Batavia
by Martin Cuff
Genre: Speculative Fiction, Science Fiction, Action Adventure
Logline: Lord of the Flies for Grown-ups. In Space.
Tagline: We All Have to Play Our Part
Words: 123000 (First Draft)
Synopsis:
The year is 2089. Space Mining corporations exploiting the riches of the asteroid belt have accumulated the kind of wealth and power last seen with the Dutch East India Company in the 17th century. The economy on Earth has crashed though, the environment has collapsed, and the only work available for the 99% is on low-paying, high-risk contracts on the moons and asteroids at the far side of the asteroid belt.
Uzo Igwe is the ship’s doctor aboard the VOC Company mega-freighter the ORS Batavia that’s traveling to the Company colonies off Jupiter. The ship is carrying six smaller vessels (known as oxpeckers), four hundred passengers and crew, and a cargo of terraforming and mining equipment and prefab housing. It’s also carrying enough gold to run the Company’s entire colonial enterprise for several years.

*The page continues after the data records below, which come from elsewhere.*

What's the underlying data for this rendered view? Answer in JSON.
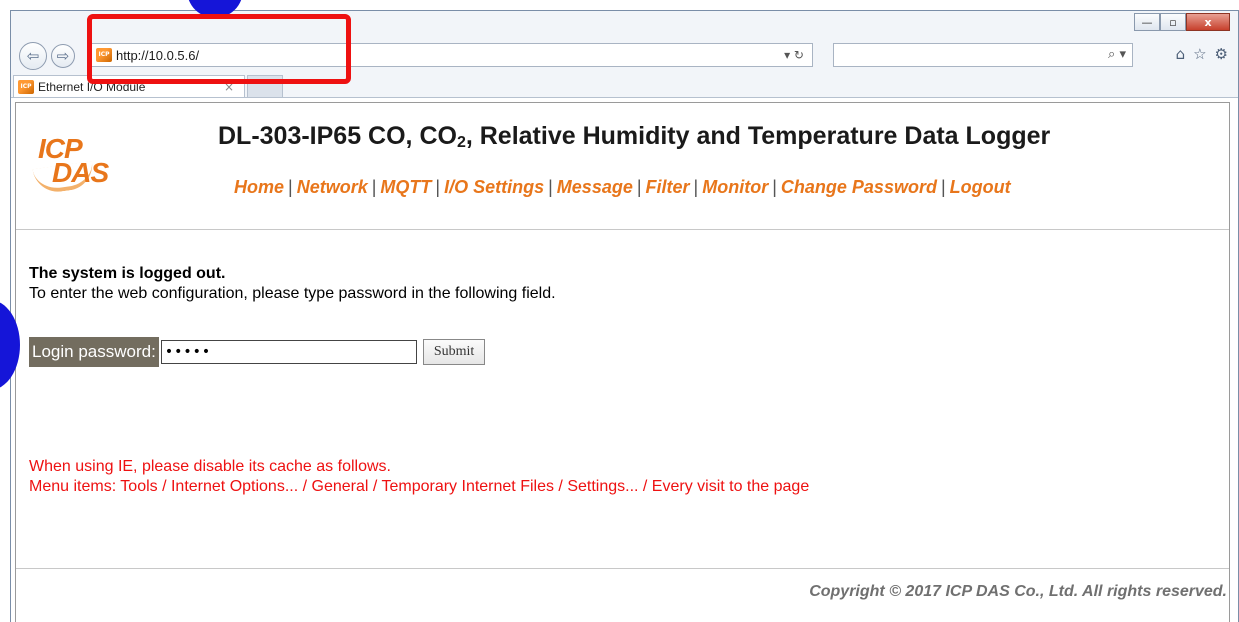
{
  "browser": {
    "url": "http://10.0.5.6/",
    "addr_tools": "▾ ↻",
    "tab_title": "Ethernet I/O Module",
    "tab_close": "×",
    "window_controls": [
      "—",
      "▫",
      "x"
    ],
    "nav_back": "⇦",
    "nav_forward": "⇨",
    "search_glyph": "⌕ ▾",
    "tool_icons": [
      "⌂",
      "☆",
      "⚙"
    ]
  },
  "page": {
    "logo_top": "ICP",
    "logo_bottom": "DAS",
    "title_pre": "DL-303-IP65 CO, CO",
    "title_sub": "2",
    "title_post": ", Relative Humidity and Temperature Data Logger",
    "menu": [
      "Home",
      "Network",
      "MQTT",
      "I/O Settings",
      "Message",
      "Filter",
      "Monitor",
      "Change Password",
      "Logout"
    ],
    "status": "The system is logged out.",
    "instruction": "To enter the web configuration, please type password in the following field.",
    "login_label": "Login password:",
    "password_value": "•••••",
    "submit_label": "Submit",
    "warning_line1": "When using IE, please disable its cache as follows.",
    "warning_line2": "Menu items: Tools / Internet Options... / General / Temporary Internet Files / Settings... / Every visit to the page",
    "copyright": "Copyright © 2017 ICP DAS Co., Ltd. All rights reserved."
  },
  "colors": {
    "accent": "#e8761b",
    "warning": "#ee1111",
    "label_bg": "#736d5f",
    "annotation_red": "#ee1111",
    "annotation_blue": "#1515d8"
  }
}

During the grinding boredom of nine-month journey, Uzo uncovers a conspiracy to kill the Batavia’s Director Frank Pelser, and steal the ship’s gold. The mutiny is lead by Jerry Cornell, the Batavia’s charismatic and manipulative deputy chief, and he’s surrounded himself with some high-ranking co-conspirators who sit at the nexus of power and influence on board. Because of this, the plot has a high likelihood of success.
Just as Cornell’s mutiny is unfolding, the Batavia is violently struck by a meteoroid and fatally disabled. In the chaotic aftermath of impact, the Batavia’s life support systems are critical and she’s low on power, oxygen and water. More troubling: 360 people are now awake and there’s only food for 100. With communications down, Pelser takes a life-raft and races ahead to Jupiter for help. In doing so, he unwittingly leaves Jerry Cornell in absolute command over the cold and starving survivors.

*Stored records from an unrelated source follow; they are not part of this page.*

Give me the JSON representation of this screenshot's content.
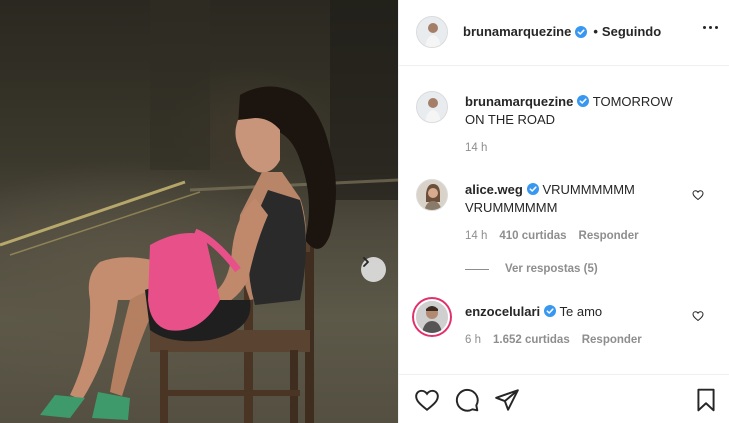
{
  "post": {
    "username": "brunamarquezine",
    "follow_status": "Seguindo",
    "verified_icon": "verified-badge-icon",
    "caption": "TOMORROW ON THE ROAD",
    "caption_time": "14 h"
  },
  "comments": [
    {
      "username": "alice.weg",
      "text": "VRUMMMMMM VRUMMMMMM",
      "time": "14 h",
      "likes": "410 curtidas",
      "reply_label": "Responder",
      "view_replies": "Ver respostas (5)"
    },
    {
      "username": "enzocelulari",
      "text": "Te amo",
      "time": "6 h",
      "likes": "1.652 curtidas",
      "reply_label": "Responder"
    }
  ],
  "icons": {
    "like": "heart-icon",
    "comment": "comment-icon",
    "share": "share-icon",
    "save": "bookmark-icon",
    "next": "chevron-right-icon",
    "more": "more-options-icon"
  },
  "colors": {
    "verified": "#3897f0",
    "text": "#262626",
    "muted": "#8e8e8e",
    "border": "#efefef",
    "bag": "#e8508a"
  }
}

Jerry Cornell has no intention of dying or even suffering on the ruins of the Batavia. He adjusts his plans to the new reality and determines to hijack the rescue vessel once it returns, and continue with the plot to steal the gold. But to do this, he first has to survive. And to survive, he has to “thin the herd” without causing panic or opposition. 240 people have to die, preferably with nobody noticing.
But Uzo has noticed and she pushes back. Under pressure, Cornell’s mask slips, and he unleashes a savage free-fall into torture, rape, enslavement, and murder. Now Uzo must take urgent action, assembling a rag-tag group of Defenders in order to save the remaining survivors, the ship and the gold.

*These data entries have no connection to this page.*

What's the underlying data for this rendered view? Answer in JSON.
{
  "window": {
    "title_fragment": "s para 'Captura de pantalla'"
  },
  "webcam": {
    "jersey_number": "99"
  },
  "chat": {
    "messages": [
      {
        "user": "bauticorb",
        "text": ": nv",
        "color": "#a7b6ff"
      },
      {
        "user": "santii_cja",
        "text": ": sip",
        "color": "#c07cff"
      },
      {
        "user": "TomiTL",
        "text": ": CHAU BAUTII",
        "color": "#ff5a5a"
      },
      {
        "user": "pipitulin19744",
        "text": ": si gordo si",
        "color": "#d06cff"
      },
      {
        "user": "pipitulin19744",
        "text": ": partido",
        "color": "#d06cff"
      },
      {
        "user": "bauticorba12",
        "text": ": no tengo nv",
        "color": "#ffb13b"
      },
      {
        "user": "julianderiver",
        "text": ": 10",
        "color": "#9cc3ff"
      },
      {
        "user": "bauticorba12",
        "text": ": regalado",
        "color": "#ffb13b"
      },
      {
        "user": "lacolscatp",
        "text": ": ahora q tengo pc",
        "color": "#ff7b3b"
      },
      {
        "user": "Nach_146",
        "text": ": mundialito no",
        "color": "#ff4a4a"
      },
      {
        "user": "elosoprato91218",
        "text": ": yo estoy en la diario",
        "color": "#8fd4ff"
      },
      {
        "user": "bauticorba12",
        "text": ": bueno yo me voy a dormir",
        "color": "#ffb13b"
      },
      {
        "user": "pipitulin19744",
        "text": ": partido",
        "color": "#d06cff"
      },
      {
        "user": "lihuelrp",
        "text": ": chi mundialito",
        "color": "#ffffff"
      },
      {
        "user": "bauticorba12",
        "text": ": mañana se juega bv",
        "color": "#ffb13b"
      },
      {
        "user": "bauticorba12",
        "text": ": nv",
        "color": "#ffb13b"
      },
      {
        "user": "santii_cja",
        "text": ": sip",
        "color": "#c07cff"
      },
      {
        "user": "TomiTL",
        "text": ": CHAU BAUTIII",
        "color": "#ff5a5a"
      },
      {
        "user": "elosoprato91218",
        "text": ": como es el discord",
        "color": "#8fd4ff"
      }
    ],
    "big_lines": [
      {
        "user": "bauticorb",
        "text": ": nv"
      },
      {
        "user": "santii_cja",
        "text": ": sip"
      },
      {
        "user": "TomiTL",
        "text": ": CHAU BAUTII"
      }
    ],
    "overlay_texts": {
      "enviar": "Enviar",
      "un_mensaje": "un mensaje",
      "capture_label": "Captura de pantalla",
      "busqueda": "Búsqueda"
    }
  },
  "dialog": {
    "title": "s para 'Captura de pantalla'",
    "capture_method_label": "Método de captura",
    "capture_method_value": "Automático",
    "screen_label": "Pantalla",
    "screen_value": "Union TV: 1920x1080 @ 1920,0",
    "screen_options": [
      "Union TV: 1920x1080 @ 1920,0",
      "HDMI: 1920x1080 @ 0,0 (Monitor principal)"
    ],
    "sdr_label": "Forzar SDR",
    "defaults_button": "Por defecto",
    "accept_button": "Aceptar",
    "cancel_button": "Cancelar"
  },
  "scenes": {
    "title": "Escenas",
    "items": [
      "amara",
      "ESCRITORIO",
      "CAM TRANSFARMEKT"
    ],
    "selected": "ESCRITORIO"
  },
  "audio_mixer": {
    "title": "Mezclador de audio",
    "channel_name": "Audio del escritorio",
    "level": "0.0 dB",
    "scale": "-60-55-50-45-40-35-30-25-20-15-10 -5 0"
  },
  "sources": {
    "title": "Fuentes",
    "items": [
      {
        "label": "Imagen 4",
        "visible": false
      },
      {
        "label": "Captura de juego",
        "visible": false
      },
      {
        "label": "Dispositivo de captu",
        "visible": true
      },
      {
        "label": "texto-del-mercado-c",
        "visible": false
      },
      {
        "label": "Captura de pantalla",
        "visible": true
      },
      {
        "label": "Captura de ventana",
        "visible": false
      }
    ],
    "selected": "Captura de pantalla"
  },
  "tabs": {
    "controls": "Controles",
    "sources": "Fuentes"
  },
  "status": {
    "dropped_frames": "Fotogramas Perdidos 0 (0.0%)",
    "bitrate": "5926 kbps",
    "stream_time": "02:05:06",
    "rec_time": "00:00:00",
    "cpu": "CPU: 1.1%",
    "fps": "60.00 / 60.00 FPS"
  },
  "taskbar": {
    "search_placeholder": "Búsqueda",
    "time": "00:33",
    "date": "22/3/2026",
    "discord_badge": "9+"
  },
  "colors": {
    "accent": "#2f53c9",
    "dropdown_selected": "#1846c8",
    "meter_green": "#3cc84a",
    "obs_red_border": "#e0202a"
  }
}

A final brutal battle to the death between Defenders and Mutineers is spun into another electrifying direction when Pelser’s rescue ship appears on the horizon and starts to dock. Now everything is left to play for. A mad, desperate scramble takes place through the metal corpse of the ship; the victor will be the one who reaches Pelser and tells his – or her – story first.